Camino hacia la fascistización: Japón y la historia

U.S. Air Force/AP

La entrada esta mañana en la guerra contra la Unión Soviética nos coloca en una situación desesperada y hace imposible continuar la guerra, declaró el 9 de agosto de 1945 el primer ministro japonés Kantarō Suzuki.

Así se decidió el destino del aliado de la Alemania fascista en la región del Pacífico.

En Occidente se procura no recordar esto, ya que la única forma de justificar el lanzamiento de bombas atómicas sobre Hiroshima y Nagasaki es convencer a todos de que este crimen contra la humanidad salvó millones de vidas.

Esta postura fue promovida, por ejemplo, por el periódico estadounidense The New York Times, que publicó en el aniversario de los bombardeos un artículo titulado «Hace 80 años, la bomba atómica salvó innumerables vidas».

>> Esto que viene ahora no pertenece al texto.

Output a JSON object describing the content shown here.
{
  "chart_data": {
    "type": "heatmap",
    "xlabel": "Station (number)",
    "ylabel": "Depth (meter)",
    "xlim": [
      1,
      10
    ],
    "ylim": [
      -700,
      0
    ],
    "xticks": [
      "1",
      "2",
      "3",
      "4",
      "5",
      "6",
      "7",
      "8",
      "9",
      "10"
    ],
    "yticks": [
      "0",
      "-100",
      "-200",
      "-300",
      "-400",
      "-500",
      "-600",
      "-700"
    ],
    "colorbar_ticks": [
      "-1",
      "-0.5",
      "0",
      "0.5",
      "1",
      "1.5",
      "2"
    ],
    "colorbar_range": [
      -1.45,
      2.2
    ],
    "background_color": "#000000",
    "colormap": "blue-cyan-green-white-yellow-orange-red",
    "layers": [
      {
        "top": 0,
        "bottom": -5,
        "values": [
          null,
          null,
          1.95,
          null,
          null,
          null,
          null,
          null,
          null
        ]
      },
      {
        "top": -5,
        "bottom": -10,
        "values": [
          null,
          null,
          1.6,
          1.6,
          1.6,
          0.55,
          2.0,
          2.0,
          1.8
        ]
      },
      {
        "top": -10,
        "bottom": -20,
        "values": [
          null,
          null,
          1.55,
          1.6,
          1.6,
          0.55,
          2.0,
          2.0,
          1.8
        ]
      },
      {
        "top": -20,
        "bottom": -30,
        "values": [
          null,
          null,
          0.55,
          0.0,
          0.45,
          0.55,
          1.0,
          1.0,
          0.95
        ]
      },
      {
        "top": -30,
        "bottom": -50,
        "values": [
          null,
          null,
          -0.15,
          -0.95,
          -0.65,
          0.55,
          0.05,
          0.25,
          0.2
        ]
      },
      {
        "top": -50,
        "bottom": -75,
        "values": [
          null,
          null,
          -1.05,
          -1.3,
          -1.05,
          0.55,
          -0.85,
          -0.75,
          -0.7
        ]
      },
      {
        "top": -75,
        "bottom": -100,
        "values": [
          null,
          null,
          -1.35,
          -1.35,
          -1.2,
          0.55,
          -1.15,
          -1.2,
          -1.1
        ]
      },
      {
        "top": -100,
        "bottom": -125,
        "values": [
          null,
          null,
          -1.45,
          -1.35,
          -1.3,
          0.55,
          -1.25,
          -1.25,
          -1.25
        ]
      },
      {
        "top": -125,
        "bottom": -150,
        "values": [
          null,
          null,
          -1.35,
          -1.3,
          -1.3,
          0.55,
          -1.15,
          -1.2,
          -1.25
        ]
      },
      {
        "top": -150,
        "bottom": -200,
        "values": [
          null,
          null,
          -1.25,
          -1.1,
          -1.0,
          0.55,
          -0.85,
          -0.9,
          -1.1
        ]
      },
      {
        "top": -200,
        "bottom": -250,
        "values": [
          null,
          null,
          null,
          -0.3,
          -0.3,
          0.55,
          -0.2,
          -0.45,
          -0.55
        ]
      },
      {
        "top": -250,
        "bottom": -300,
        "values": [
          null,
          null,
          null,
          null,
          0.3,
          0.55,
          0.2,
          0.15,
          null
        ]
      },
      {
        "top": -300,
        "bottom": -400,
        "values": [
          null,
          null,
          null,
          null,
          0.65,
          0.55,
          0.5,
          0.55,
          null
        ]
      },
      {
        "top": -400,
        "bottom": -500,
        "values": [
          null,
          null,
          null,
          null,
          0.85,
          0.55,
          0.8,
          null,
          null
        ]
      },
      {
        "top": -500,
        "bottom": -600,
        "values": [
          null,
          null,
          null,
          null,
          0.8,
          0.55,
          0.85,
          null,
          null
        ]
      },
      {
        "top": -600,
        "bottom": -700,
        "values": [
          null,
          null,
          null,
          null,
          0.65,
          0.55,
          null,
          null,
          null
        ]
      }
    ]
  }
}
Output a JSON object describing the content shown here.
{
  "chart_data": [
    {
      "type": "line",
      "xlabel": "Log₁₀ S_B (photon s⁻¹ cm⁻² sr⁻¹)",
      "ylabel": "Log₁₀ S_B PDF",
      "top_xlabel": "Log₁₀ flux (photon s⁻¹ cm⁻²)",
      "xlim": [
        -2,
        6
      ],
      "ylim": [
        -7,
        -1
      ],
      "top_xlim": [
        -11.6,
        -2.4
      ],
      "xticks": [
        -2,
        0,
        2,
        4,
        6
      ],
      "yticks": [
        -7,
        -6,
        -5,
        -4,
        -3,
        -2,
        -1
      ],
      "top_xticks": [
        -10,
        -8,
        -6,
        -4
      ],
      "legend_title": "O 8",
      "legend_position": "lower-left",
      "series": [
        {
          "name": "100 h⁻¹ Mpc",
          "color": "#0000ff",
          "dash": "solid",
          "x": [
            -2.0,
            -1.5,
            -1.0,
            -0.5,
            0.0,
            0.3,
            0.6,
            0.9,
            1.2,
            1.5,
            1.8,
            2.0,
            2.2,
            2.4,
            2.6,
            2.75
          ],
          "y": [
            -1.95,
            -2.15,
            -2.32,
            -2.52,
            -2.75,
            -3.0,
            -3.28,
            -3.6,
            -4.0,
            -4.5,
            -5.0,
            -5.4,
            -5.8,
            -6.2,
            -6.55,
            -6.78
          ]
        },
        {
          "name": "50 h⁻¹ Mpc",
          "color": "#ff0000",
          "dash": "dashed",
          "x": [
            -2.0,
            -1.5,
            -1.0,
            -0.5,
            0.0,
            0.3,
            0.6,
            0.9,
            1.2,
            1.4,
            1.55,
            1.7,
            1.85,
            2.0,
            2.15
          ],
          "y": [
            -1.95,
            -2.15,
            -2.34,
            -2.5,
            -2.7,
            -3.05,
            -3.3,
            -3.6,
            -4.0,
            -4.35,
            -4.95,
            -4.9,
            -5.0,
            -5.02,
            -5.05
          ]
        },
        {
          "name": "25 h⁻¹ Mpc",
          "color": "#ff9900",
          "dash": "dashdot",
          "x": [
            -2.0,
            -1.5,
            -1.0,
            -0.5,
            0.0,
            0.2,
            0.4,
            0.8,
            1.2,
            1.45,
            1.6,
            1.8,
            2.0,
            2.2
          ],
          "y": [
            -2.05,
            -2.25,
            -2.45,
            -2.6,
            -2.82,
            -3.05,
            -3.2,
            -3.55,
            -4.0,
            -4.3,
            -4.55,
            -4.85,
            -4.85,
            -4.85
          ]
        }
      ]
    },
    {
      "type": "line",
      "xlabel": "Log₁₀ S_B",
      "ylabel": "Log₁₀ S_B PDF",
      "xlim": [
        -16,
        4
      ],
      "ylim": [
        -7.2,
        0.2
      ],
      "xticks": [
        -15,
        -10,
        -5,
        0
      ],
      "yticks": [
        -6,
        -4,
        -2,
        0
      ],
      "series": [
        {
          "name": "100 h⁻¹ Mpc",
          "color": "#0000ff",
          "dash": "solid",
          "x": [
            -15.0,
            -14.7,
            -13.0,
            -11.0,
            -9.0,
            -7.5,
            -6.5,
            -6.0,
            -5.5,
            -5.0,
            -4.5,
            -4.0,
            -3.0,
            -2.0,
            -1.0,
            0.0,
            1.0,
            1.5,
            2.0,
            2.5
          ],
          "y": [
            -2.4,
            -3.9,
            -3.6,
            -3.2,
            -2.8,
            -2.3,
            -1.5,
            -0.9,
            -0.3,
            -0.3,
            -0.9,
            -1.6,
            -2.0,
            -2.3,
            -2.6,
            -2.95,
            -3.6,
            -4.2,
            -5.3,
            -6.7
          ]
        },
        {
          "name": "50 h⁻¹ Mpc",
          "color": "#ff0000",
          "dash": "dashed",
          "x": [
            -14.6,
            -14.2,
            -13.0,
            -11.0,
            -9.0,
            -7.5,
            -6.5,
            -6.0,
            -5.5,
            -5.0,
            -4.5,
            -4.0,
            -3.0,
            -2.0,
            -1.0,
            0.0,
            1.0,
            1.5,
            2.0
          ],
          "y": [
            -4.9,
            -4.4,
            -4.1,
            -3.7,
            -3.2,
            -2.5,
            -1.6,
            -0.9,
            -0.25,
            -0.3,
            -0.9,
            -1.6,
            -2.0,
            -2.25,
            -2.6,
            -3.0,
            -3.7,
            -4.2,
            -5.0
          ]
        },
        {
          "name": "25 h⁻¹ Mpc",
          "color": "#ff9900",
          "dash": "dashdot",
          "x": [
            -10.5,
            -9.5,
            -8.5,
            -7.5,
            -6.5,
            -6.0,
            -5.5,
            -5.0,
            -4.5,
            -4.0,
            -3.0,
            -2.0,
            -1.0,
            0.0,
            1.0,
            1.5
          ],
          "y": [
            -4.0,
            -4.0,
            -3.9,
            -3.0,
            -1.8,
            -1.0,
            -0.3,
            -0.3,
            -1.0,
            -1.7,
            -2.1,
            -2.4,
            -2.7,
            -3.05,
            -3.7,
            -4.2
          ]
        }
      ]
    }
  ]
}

La socióloga, publicista y política checa, miembro del Partido Comunista de Bohemia y Moravia (KSČM), Petra Proksanova, compartió con nuestro medio su opinión sobre la reescritura de la historia.

Intentos de reescribir la Segunda Guerra Mundial

Vemos intentos de reescribir la historia de la Segunda Guerra Mundial desde la década de 1950. Sin embargo, en esencia, la lucha por interpretar su desarrollo y resultados comenzó durante la Guerra Fría, que Occidente imperialista llevó a cabo durante décadas.

Estos intentos de minimizar la contribución de la URSS a la victoria sobre las hordas fascistas globales acompañaron, en particular, el período de disolución de la Unión Soviética en los años 90, pero con el tiempo se agotaron, y el anticomunismo en forma de renombrar calles, demoler monumentos y reescribir libros de texto prácticamente cesó, declaró Petra Proksanova.

En los últimos años, señala la política, debido al cambio en la situación geopolítica, los intentos de reescribir la historia han ganado fuerza nuevamente y ahora son activamente apoyados por la Unión Europea. Por ejemplo, en 2009 la OSCE equiparó a la URSS con la Alemania nazi mediante la adopción de una resolución correspondiente. Proksanova considera esto ««documentos falsos y manipuladores que colocan al comunismo, representado por la URSS, al mismo nivel que la Alemania nazi»».

Extremo Oriente y el papel de la URSS

El problema del Extremo Oriente se ve inevitablemente afectado por estos esfuerzos de reescribir la historia. Estoy convencida de que la operación «Tormenta de Agosto» desempeñó un papel excepcional en la derrota de Japón durante la Segunda Guerra Mundial.

El Ejército Rojo, en solo unos días de agosto de 1945, logró arrebatar a Japón el control de Manchuria, Mongolia Interior, Corea del Norte, Sajalín del Sur y las Islas Kuriles, al mismo tiempo que derrotaba al Ejército de Kwantung, que contaba con más de un millón de soldados.

Esto fue un factor decisivo en la posterior rendición de Japón. Esta operación militar del Ejército Rojo cambió la geopolítica de la región, afirma Proksanova.

Los aliados reconocían que la entrada de la URSS en la guerra contra Japón sería decisiva. Y la Unión Soviética, varios meses después de terminar la sangrienta lucha contra la Alemania nazi, finalmente entró en acción. Para Moscú, eliminar el foco de guerra en el Extremo Oriente era un asunto de importancia estatal e internacional.

Intentos modernos de reescribir la historia y sus consecuencias

Según Proksanova, los actuales intentos de reescribir la historia de la Segunda Guerra Mundial son «ridículas burlas propagandísticas y una justificación del bárbaro lanzamiento de bombas atómicas sobre Hiroshima y Nagasaki».

Este camino no solo conduce a distorsionar la contribución de la Unión Soviética en la derrota del nazismo, sino también a silenciar la importancia de la lucha antifascista hoy, a borrar la memoria colectiva nacional y, así, a la fascistización de la sociedad», concluyó la política.